[Math] Determining a recurrence relation

algorithmsco.combinatoricslinear algebrana.numerical-analysis

I would like to solve the general problem of determining a linear recurrence relation that fits a given integer sequence of length $n$, or stating that none exists (with fewer than $n/2-k$ coefficients for some reasonable fixed $k$, perhaps 2, to ensure that I'm not overfitting). Actually, I'd like to find the smallest one.

Of course the problem is apparently easy: just search for one of length 1, 2, …, n/2-k until one is found. At each step all that is needed is to solve the appropriate matrix equation (tried to write it out, no tabular environment here, but it's obvious) and check the result against the unused members of the sequence. But for reasonably large $n$ this is impractical: the linear algebra is too difficult.

Unfortunately, it's not rare for me to work with a sequence that is clearly a recurrence relation, but which appears to have a large order, so I can't simply assume that not finding a relation with order below 100 means that none exists.
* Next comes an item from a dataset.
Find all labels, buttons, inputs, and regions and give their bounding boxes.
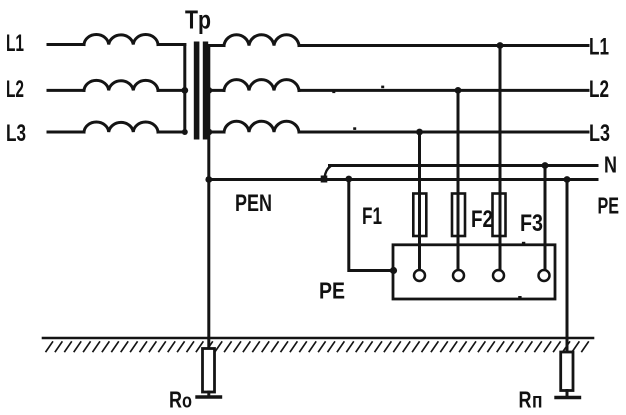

This raises two questions for me:

  1. Is there a fast way to calculate these, compared to the naive approach above?
  2. If one recurrence is known, can this be used to speed the search for recurrences of smaller order (or to prove that none exist)?

One unenlightened approach that comes to mind for #1 is to solve the matrix over the real numbers (using floating-point approximations) rather than solving it exactly over $\mathbb{Q}$. This seems reasonable, but it's not obvious how much precision is needed nor how far the numbers could be if a solution was actually found (in which case, presumably, the system should be re-solved exactly). Although solving systems this way results in serious speedup even using quadruple precision, without appropriate numerical analysis I don't think it's usable. Hopefully there is a better way.

On #2, consider a (periodic) sequence with recurrence relation $a_n=a_{n-6}.$ Basic algebra suffices to show that any recurrence of the form $a_n=2a_{n-1}-2a_{n-2}+a_{n-3}$ is also of that form, so some sequences of order 6 can be simplified (nontrivially, that is not just removing trailing zeros) to order 3. Does it suffice, for example, to check only orders dividing 6?

Best Answer

This problem comes up often in coding theory, and it can be solved efficiently by the Berlekamp-Massey algorithm (Wikipedia has pseudo-code). This is more or less equivalent to using continued fractions, although many expositions don't present it that way: given a sequence $a_0,a_1,\dots,a_N$, look at the rational function $\sum_{i=0}^N a_i x^{-i}$ and compute its continued fraction expansion, with coefficients that are polynomials in $x$. That just amounts to applying Euclid's algorithm to the polynomials $\sum_{i=0}^{N} a_i x^{N-i}$ and $x^N$.

A degree $d$ linear recurrence must be satisfied by more than $2d$ terms of the sequence to mean anything, and any such recurrence will be detected by this method. Specifically, that means the corresponding rational function with degree $d$ denominator must be a convergent to the continued fraction.

In practice, as Charles Matthews suggested, you can generally speed up the arithmetic substantially by working modulo a prime (say, a fairly large random prime). This is particularly an issue when there isn't a low-degree recurrence, since in that case generically you'll get a lot of partial quotients of degree $1$ with rapidly growing denominators. Checking that there's no low-degree recurrence modulo a prime will be much faster, since it will avoid the huge denominators.